When English Rewrites Local Knowledge: Global Narrative Dominance in Large Language Models

当英语重写本土知识：大型语言模型中的全球叙事主导地位

Abstract: Large language models (LLMs) are widely used as cross-lingual knowledge interfaces. However, culturally grounded questions often reflect globally dominant narratives rather than local contexts. We study this failure mode as global narrative dominance in Bangla, a low-resource cultural context.

摘要： 大型语言模型（LLMs）被广泛用作跨语言知识接口。然而，基于文化背景的问题往往反映的是全球主导的叙事，而非本土语境。我们以孟加拉语（Bangla）这一低资源文化背景为例，研究了这种被称为“全球叙事主导”（global narrative dominance）的失效模式。

We introduce CulturalNB, a dataset of 717 manually curated Bengali cultural instances with parallel Bangla—English question—answer pairs and supporting evidence, metadata, and sociocultural annotations. Using question-only and evidence-based prompting, we evaluate nine state-of-the-art LLMs with human and two independent LLM judges across metrics for cross-lingual consistency, language anchoring, global substitution, institutional bias, and epistemic perspective coverage.

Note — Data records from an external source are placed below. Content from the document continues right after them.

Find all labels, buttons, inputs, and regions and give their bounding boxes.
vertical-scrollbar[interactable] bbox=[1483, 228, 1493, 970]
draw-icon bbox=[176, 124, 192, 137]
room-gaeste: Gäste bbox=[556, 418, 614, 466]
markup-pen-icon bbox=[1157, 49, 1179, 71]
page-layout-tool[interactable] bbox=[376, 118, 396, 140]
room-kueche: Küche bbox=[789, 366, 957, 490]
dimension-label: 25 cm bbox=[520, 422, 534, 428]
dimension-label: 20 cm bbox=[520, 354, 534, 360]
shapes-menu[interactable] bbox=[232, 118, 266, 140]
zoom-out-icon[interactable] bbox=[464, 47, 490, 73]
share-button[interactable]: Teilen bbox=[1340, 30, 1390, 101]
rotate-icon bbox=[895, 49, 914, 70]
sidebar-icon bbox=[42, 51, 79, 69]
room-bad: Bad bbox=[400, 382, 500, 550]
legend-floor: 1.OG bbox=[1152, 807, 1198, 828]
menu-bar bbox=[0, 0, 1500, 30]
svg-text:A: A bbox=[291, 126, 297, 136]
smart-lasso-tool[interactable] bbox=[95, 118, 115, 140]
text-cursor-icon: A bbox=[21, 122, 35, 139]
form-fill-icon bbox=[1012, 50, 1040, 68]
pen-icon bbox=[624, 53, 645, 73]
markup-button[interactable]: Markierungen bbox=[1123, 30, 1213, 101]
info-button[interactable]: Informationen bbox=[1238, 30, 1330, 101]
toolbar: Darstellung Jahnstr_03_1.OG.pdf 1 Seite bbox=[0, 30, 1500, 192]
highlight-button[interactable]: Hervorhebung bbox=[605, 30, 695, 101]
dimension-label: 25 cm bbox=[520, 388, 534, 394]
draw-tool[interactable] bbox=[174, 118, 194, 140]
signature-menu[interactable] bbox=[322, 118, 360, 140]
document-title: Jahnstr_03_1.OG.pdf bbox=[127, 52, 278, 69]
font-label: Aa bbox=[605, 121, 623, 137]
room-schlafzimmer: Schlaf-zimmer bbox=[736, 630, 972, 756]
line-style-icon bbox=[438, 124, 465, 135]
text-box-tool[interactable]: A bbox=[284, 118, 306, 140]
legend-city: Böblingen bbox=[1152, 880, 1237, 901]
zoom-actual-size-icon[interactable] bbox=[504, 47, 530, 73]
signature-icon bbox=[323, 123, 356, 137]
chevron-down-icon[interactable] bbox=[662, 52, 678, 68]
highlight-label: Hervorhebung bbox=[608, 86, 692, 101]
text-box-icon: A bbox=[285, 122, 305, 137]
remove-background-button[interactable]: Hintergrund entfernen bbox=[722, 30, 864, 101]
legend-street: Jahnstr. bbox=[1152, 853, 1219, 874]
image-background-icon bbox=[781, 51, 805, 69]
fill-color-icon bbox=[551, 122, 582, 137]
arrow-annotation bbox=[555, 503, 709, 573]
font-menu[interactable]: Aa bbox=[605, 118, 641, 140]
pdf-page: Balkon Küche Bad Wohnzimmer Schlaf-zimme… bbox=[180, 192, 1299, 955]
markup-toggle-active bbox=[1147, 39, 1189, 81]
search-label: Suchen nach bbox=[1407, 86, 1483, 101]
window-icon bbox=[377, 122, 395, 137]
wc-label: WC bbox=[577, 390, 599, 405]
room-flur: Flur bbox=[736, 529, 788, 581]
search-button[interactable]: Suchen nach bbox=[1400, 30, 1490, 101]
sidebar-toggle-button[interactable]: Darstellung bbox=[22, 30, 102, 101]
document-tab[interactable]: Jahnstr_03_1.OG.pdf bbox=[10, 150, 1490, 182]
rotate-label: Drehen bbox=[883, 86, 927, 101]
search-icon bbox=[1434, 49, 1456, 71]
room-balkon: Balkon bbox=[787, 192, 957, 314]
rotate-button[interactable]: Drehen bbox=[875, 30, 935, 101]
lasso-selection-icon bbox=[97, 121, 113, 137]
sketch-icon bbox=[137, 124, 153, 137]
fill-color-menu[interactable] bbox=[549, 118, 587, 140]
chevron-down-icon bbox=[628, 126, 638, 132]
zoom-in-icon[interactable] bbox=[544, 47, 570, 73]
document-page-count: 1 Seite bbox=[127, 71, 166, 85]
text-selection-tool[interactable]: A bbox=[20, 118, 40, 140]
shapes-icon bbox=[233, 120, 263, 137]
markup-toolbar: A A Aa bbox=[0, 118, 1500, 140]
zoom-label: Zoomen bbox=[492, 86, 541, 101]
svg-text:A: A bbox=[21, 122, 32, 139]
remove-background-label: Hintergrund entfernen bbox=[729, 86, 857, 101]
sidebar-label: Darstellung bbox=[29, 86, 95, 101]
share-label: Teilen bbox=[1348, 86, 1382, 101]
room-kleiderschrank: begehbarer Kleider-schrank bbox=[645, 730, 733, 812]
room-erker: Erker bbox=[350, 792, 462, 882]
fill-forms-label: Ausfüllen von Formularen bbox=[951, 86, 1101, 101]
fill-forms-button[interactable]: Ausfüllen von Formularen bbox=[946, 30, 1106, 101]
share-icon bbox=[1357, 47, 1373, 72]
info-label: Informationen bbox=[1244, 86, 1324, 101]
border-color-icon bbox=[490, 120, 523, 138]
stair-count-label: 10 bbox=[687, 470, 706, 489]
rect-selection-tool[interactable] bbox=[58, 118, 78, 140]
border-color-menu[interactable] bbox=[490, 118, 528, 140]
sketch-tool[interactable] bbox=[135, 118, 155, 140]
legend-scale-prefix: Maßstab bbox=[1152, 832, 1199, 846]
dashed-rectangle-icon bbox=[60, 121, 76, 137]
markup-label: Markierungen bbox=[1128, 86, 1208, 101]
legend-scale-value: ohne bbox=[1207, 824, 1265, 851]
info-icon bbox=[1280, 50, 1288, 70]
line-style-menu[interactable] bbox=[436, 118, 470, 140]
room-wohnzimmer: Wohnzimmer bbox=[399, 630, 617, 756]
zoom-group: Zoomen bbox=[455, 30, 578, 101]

我们引入了 CulturalNB 数据集，其中包含 717 个经过人工整理的孟加拉文化实例，并配有平行的孟加拉语-英语问答对，以及支持性证据、元数据和社会文化注释。通过仅使用问题提示和基于证据的提示，我们评估了九种最先进的 LLM，并由人类和两个独立的 LLM 评审员在跨语言一致性、语言锚定、全球替代、制度偏见和认知视角覆盖率等指标上进行了评测。

Results show that questions asked in English systematically increase global substitution and institutional framing while reducing local perspective coverage. Local evidence improves factual consistency and perspective coverage, but does not eliminate language-induced epistemic shifts. These findings suggest that cultural failures in LLMs are not only missing-knowledge errors but also failures of grounding and narrative prioritization.

结果表明，用英语提出的问题会系统性地增加“全球替代”和“制度化框架”的倾向，同时降低对本土视角的覆盖。提供本土证据可以提高事实一致性和视角覆盖率，但无法消除由语言引起的认知偏差。这些发现表明，LLM 在文化层面的失效不仅是知识缺失的问题，更是基础语境（grounding）和叙事优先级排序上的失败。